死ねない幼馴染みの言葉が、脳裏に焼き付いて、染み込んで、離れない、剥がれない。

死ねない死ねない、幼馴染み自身も、彼女自身も言っていて、私達も散々口にした言葉。

ボクは死ねない、アンタは死ねない、それはただ、タイミングが悪かっただけ。


元々色の白い顔が陶器のようになって、まるで眠っているみたいに綺麗だった。

長い睫毛が伏せられて、どこぞの童話のお姫様かよ、と突っ込みたくなる。

アンタにそんなのは似合わない。

お姫様なんて、アンタも望んでないでしょう。


「……おい、美生(ミオ)


軽い力で肩を掴まれただけなのに、私の体は後方へと傾く。

あぁ、思ったよりも色々溜まっているようだ。

他人事のように考えながら向けた視線の先には、見慣れた、見飽きた兄の顔。


困惑したような泣き出しそうな心配そうな、色々な感情が混ざた顔をしているので、私はゆっくりと瞬きをして、口を開く。

「何」出た声は思いの外低く、掠れていた。

そう言えば、嫌に喉が乾いている。

ぺったりと埃が喉の粘膜に貼り付いているような不快感を感じて、小さく咳払いをした。


「お前、顔色悪いぞ」


「……私よりもあっちの方が酷いわよ」


兄から視線を外して指差した先には、長年の付き合いである、死ねないはずだった彼女と同じ幼馴染みの姿。

いつの間にあんなに髪を伸ばすようになったのか、上手く記憶を遡れないが、簡単に思い出せるのはその子の笑顔だった。


「四人一緒じゃなきゃ、笑えないのにね」


涙が枯れることなく流れていくのを見つめ、真っ赤になった目を見て、あんな風に泣けたらと思う。
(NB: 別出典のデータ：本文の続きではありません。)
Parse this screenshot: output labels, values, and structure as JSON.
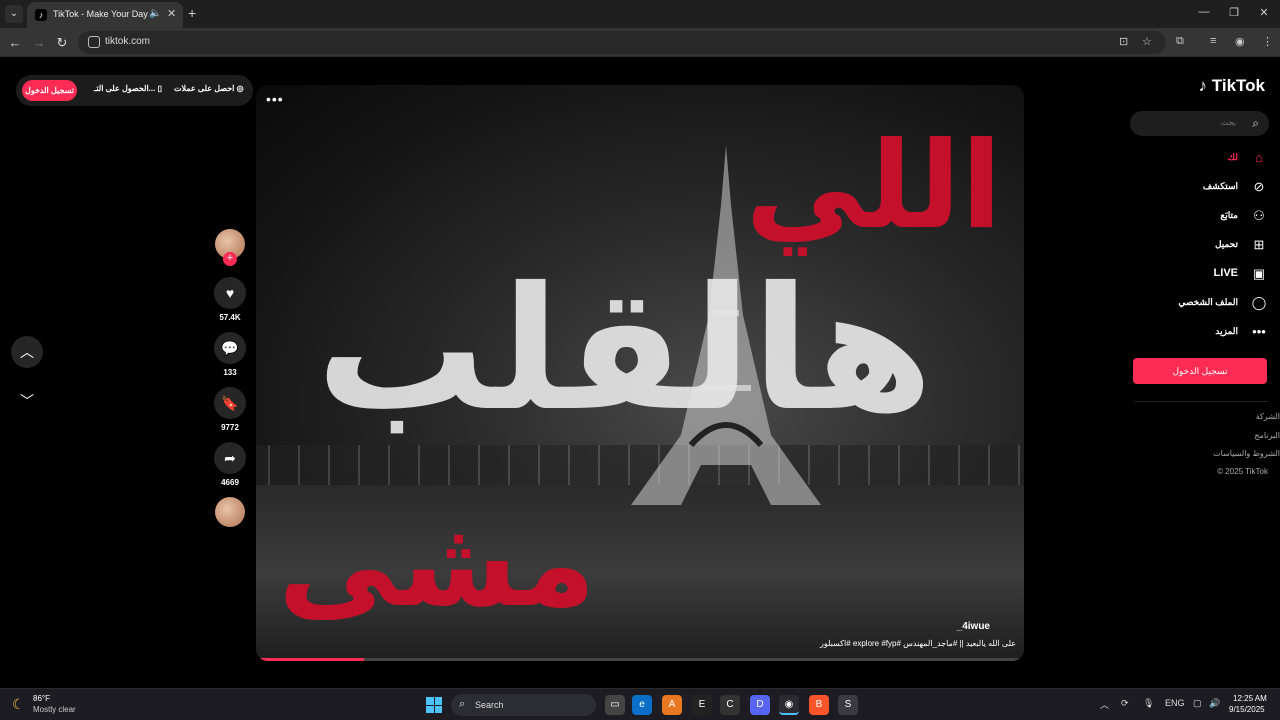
{
  "browser": {
    "tab_title": "TikTok - Make Your Day",
    "url": "tiktok.com",
    "new_tab_symbol": "+"
  },
  "promo": {
    "login_label": "تسجيل الدخول",
    "item1_label": "الحصول على التـ...",
    "item2_label": "احصل على عملات"
  },
  "video": {
    "word_top": "اللي",
    "word_middle": "هالقلب",
    "word_bottom": "مشى",
    "author": "_4iwue",
    "caption": "على الله يالبعيد || #ماجد_المهندس #explore #fyp #اكسبلور",
    "more_label": "•••",
    "progress": 0.14
  },
  "actions": {
    "likes": "57.4K",
    "comments": "133",
    "saves": "9772",
    "shares": "4669"
  },
  "sidebar": {
    "logo": "TikTok",
    "search_placeholder": "بحث",
    "items": [
      {
        "label": "لك"
      },
      {
        "label": "استكشف"
      },
      {
        "label": "متابَع"
      },
      {
        "label": "تحميل"
      },
      {
        "label": "LIVE"
      },
      {
        "label": "الملف الشخصي"
      },
      {
        "label": "المزيد"
      }
    ],
    "login_button": "تسجيل الدخول",
    "footer": [
      "الشركة",
      "البرنامج",
      "الشروط والسياسات",
      "© 2025 TikTok"
    ]
  },
  "taskbar": {
    "temperature": "86°F",
    "weather": "Mostly clear",
    "search_label": "Search",
    "language": "ENG",
    "time": "12:25 AM",
    "date": "9/15/2025"
  },
  "colors": {
    "accent": "#fe2c55",
    "overlay_red": "#c4102a"
  }
}
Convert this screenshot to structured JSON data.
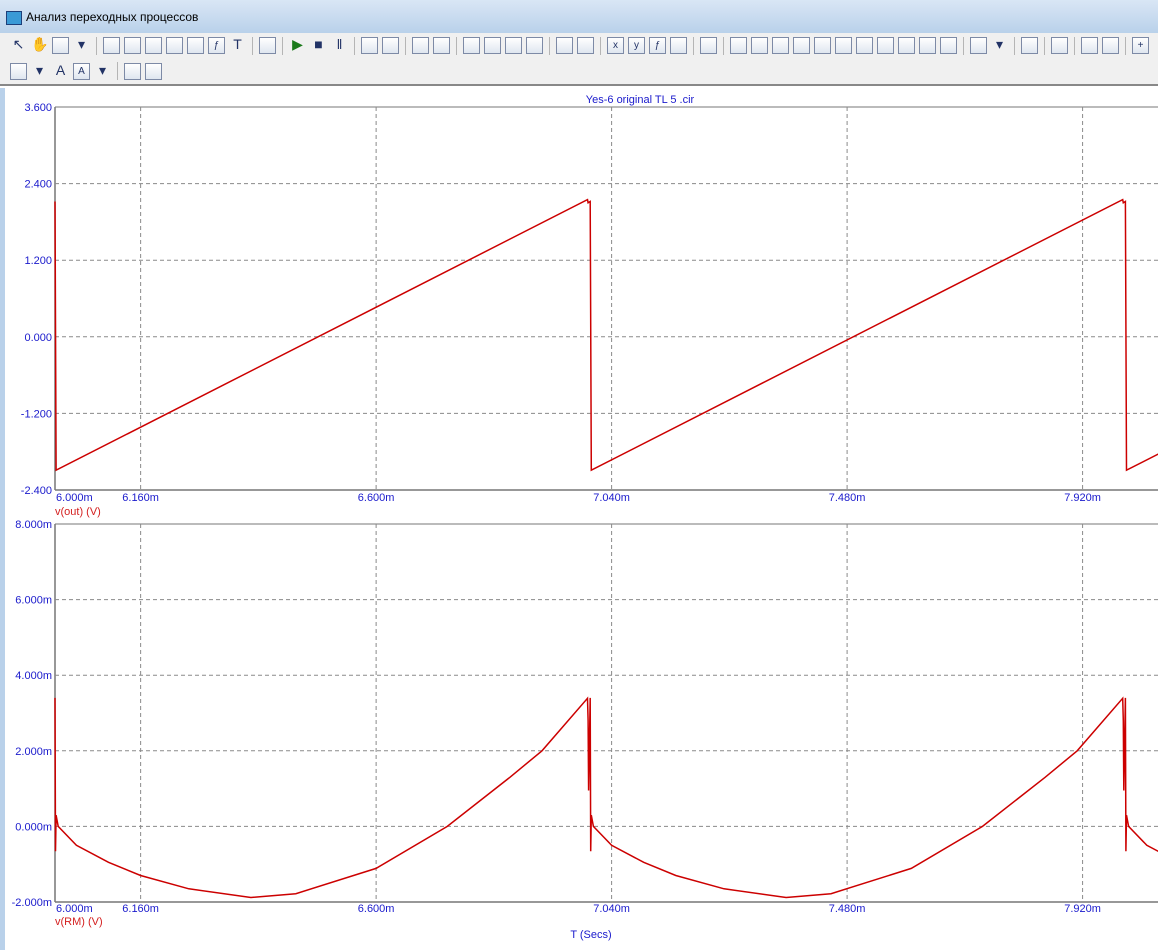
{
  "window": {
    "title": "Анализ переходных процессов"
  },
  "toolbar": {
    "row1": [
      "select-arrow-icon",
      "pan-hand-icon",
      "copy-icon",
      "dropdown-arrow-icon",
      "sep",
      "scale-icon",
      "data-points-icon",
      "cursor-mode-icon",
      "vertical-scale-icon",
      "tracking-icon",
      "formula-icon",
      "text-icon",
      "sep",
      "properties-icon",
      "sep",
      "run-icon",
      "stop-icon",
      "pause-icon",
      "sep",
      "go-left-icon",
      "go-right-icon",
      "sep",
      "frame-icon",
      "grid-icon",
      "sep",
      "vertical-lines-icon",
      "horizontal-lines-icon",
      "double-lines-icon",
      "single-line-icon",
      "sep",
      "horizontal-axis-icon",
      "crosshair-icon",
      "sep",
      "x-axis-icon",
      "y-axis-icon",
      "fx-icon",
      "equal-icon",
      "sep",
      "table-icon",
      "sep",
      "next-point-icon",
      "prev-point-icon",
      "peak-icon",
      "valley-icon",
      "high-icon",
      "low-icon",
      "inflection-icon",
      "global-high-icon",
      "global-low-icon",
      "top-icon",
      "bottom-icon",
      "sep",
      "clipboard-icon",
      "dropdown-arrow-icon",
      "sep",
      "list-icon",
      "sep",
      "numeric-icon",
      "sep",
      "fit-horizontal-icon",
      "fit-vertical-icon",
      "sep",
      "zoom-in-icon"
    ],
    "row2": [
      "layout-grid-icon",
      "dropdown-arrow-icon",
      "font-icon",
      "font-color-icon",
      "dropdown-arrow-icon",
      "sep",
      "bring-front-icon",
      "send-back-icon"
    ]
  },
  "plot": {
    "title": "Yes-6 original TL 5 .cir",
    "xlabel": "T (Secs)",
    "trace_color": "#cc0000",
    "label_color": "#1a1acc"
  },
  "chart_data": [
    {
      "type": "line",
      "name": "v(out) (V)",
      "ylabel": "v(out) (V)",
      "xlim_ms": [
        6.0,
        8.062
      ],
      "ylim": [
        -2.4,
        3.6
      ],
      "yticks": [
        "3.600",
        "2.400",
        "1.200",
        "0.000",
        "-1.200",
        "-2.400"
      ],
      "ytick_values": [
        3.6,
        2.4,
        1.2,
        0,
        -1.2,
        -2.4
      ],
      "xticks": [
        "6.000m",
        "6.160m",
        "6.600m",
        "7.040m",
        "7.480m",
        "7.920m"
      ],
      "xtick_values_ms": [
        6.0,
        6.16,
        6.6,
        7.04,
        7.48,
        7.92
      ],
      "grid": true,
      "period_ms": 1.0,
      "cycle_points_ms_v": [
        [
          0,
          2.12
        ],
        [
          0.002,
          -2.09
        ],
        [
          0.995,
          2.15
        ],
        [
          0.996,
          2.1
        ]
      ]
    },
    {
      "type": "line",
      "name": "v(RM) (V)",
      "ylabel": "v(RM) (V)",
      "xlim_ms": [
        6.0,
        8.062
      ],
      "ylim": [
        -2.0,
        8.0
      ],
      "yticks": [
        "8.000m",
        "6.000m",
        "4.000m",
        "2.000m",
        "0.000m",
        "-2.000m"
      ],
      "ytick_values": [
        8,
        6,
        4,
        2,
        0,
        -2
      ],
      "yunit": "mV",
      "xticks": [
        "6.000m",
        "6.160m",
        "6.600m",
        "7.040m",
        "7.480m",
        "7.920m"
      ],
      "xtick_values_ms": [
        6.0,
        6.16,
        6.6,
        7.04,
        7.48,
        7.92
      ],
      "grid": true,
      "period_ms": 1.0,
      "cycle_points_ms_v": [
        [
          0,
          3.4
        ],
        [
          0.001,
          -0.66
        ],
        [
          0.002,
          0.3
        ],
        [
          0.006,
          0.0
        ],
        [
          0.04,
          -0.5
        ],
        [
          0.1,
          -0.95
        ],
        [
          0.16,
          -1.3
        ],
        [
          0.25,
          -1.65
        ],
        [
          0.366,
          -1.88
        ],
        [
          0.45,
          -1.78
        ],
        [
          0.6,
          -1.11
        ],
        [
          0.733,
          0.0
        ],
        [
          0.85,
          1.3
        ],
        [
          0.91,
          2.0
        ],
        [
          0.995,
          3.39
        ],
        [
          0.996,
          2.8
        ],
        [
          0.997,
          0.95
        ]
      ]
    }
  ]
}
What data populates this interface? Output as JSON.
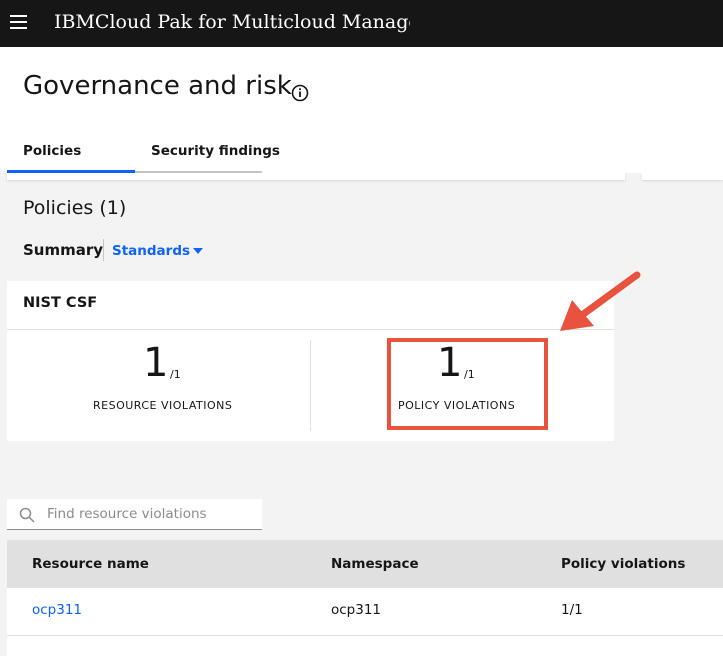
{
  "header": {
    "app_title": "IBMCloud Pak for Multicloud Manager",
    "menu_icon": "hamburger-menu-icon"
  },
  "page": {
    "title": "Governance and risk",
    "info_icon": "info-icon"
  },
  "tabs": [
    {
      "label": "Policies",
      "active": true
    },
    {
      "label": "Security findings",
      "active": false
    }
  ],
  "policies": {
    "section_title": "Policies (1)",
    "summary_label": "Summary",
    "standards_dropdown": "Standards",
    "card": {
      "title": "NIST CSF",
      "resource_violations": {
        "value": "1",
        "total": "/1",
        "label": "RESOURCE VIOLATIONS"
      },
      "policy_violations": {
        "value": "1",
        "total": "/1",
        "label": "POLICY VIOLATIONS"
      }
    }
  },
  "search": {
    "placeholder": "Find resource violations",
    "value": ""
  },
  "table": {
    "columns": [
      "Resource name",
      "Namespace",
      "Policy violations"
    ],
    "rows": [
      {
        "resource_name": "ocp311",
        "namespace": "ocp311",
        "policy_violations": "1/1"
      }
    ]
  },
  "colors": {
    "accent": "#0f62fe",
    "header_bg": "#161616",
    "highlight": "#e8533f"
  }
}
あの子の笑顔が見たいけど、あの子を笑顔にしたいけど、私達じゃあ、無理だから。

もしかしたら、この先ずっと、無理かも知れない。


えぐえぐ、ぐすぐす、過呼吸を起こしそうになっているのに、全く泣き止む気配のないあの子の隣では、あの子を見ずに、自分の足元を見つめながら、あの子の背中を撫でる唯一の男の幼馴染み。

あの子とアイツと彼女と私で四人、それが私達であって、幼馴染み四人組だったはずだ。

「一人でも欠けたら、違うんだよ」と言っていたのは、既に欠けた彼女だった。


彼女はいつだって、四人一緒を望んでいた。

誰かが欠けることを恐れて、引き止めようと必死になって、躍起になって、並んで歩きたいと、なるべく近くにいたいと、歩幅を合わせていたのだ。

彼女がいたから、私達は私達だったのだ。

それを、彼女は、きっと、知らない。


「置いて行かないで、って、そうやって言った奴が置いてくなんて、笑い話にもならないわね」


兄さんもそう思うでしょう?と振り向けば、目を見開く兄さんがいて、その目の中には彼女と同じ目をした私がいた。

彼女があんな風に死んだ目になったのは、いつだったっけ。

死にたい、死のう、そう言い出した頃だっけ。

そんな彼女と同じ目をしている私は死にたいのか。


そもそも、彼女が死にたがった理由を私達は知らない。

彼女自身も、ぼんやりとしたことしか語らずに、ただただ衝動的に、発作的に死にたがった。

首吊り飛び降り飛び込み薬剤練炭――何をどれだけ試したのかなんて、誰も数えていないし全部思い出せるかも分からない。


ただ、死にたがって死にたがって、失敗して失敗して、生きて生きて生きて、彼女は消えた。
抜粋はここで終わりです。